Когда Есенин оказался в компании имажинистов, многие стали его оплакивать и пророчить гибель таланта. Особенно удивлялись, как четыре имажинистских кита — Есенин, Шершеневич, Мариенгоф и Кусиков — разделились на две, пары. — Есенин более дружил с Мариенгофом, Шершеневич с Кусиковым. Казалось бы более естественной другая группировка: Шершеневич с Мариенгофом, — большинством они воспринимались как поэты надуманные, как словесные клоуны. Есенин же скорее ассоциировался с Кусиковым. У того и другого находили искренний лиризм, пробивающийся сквозь словесные ухищрения, сквозь чехарду образов.
Однажды я шел по Никитской с одним критиком, писавшим в то время статью об имажинистах. Навстречу — Есенин с Мариенгофом. Остановка 8.
— Я вас разведу, — сказал критик встретившимся. — Мариенгофа обвенчаю с Шершеневичем, а вам, Есенин, дам новую жену: Кусикова.

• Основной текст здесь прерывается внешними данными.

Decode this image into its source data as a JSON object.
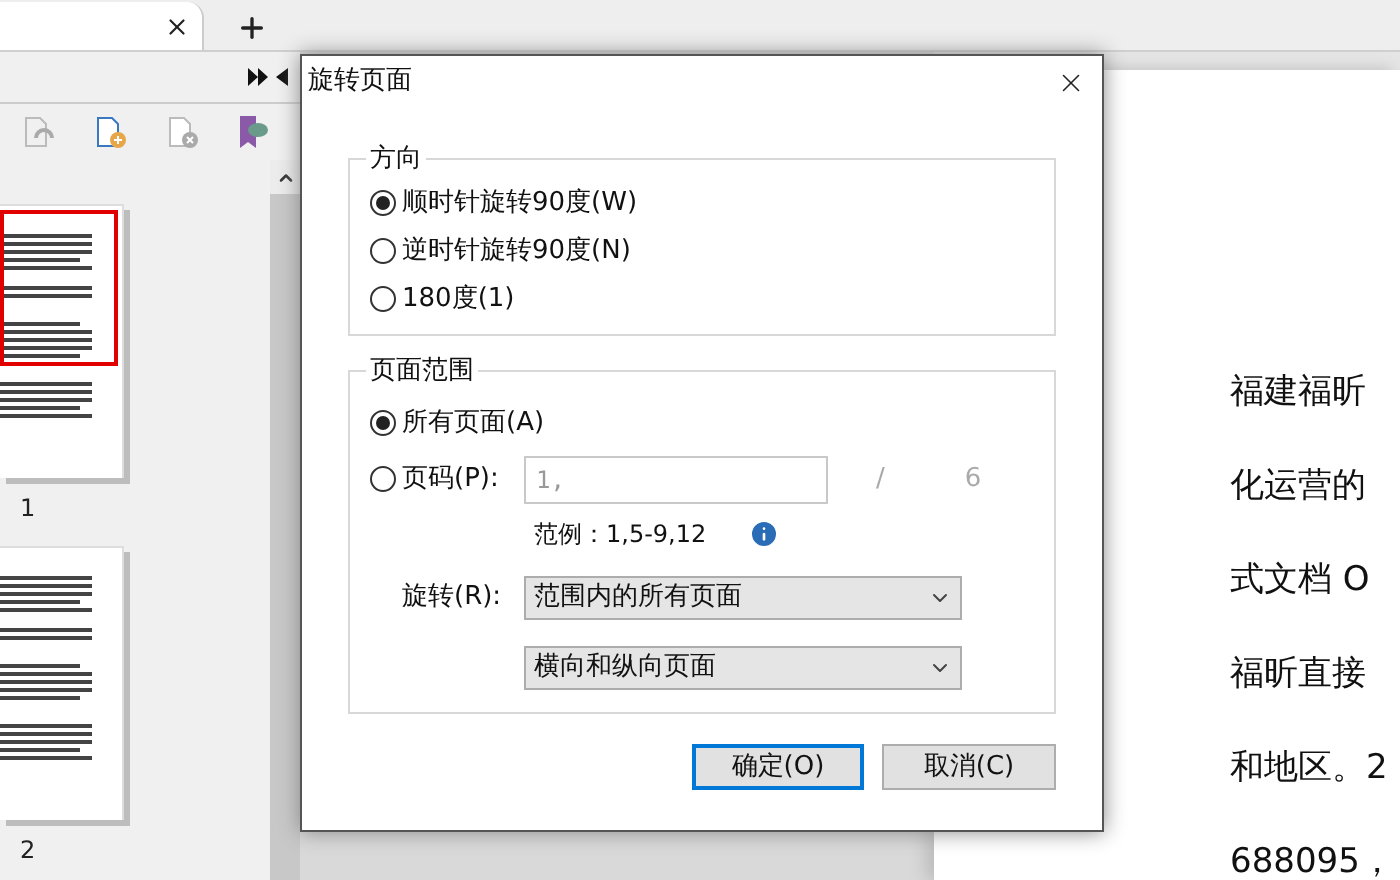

— Какой ужас! — засмеялся Есенин. — Нельзя ли кого другого, только не Кусикова.
На следующий день Есенин сказал мне:
— Не знаю, зачем нужно меня с кем-нибудь спаривать: я сам по себе. Достаточно того, что я принадлежу к имажинистам. Многие думают, что я совсем не имажинист, но это неправда: с самых первых шагов самостоятельности я чутьем стремился к тому, что нашел более или менее осознанным в имажинизме. Но беда в том, что приятели мои слишком уверовали в имажинизм, а я никогда не забываю, что это только одна сторона дела, что это внешность. Гораздо важнее поэтическое мироощущение.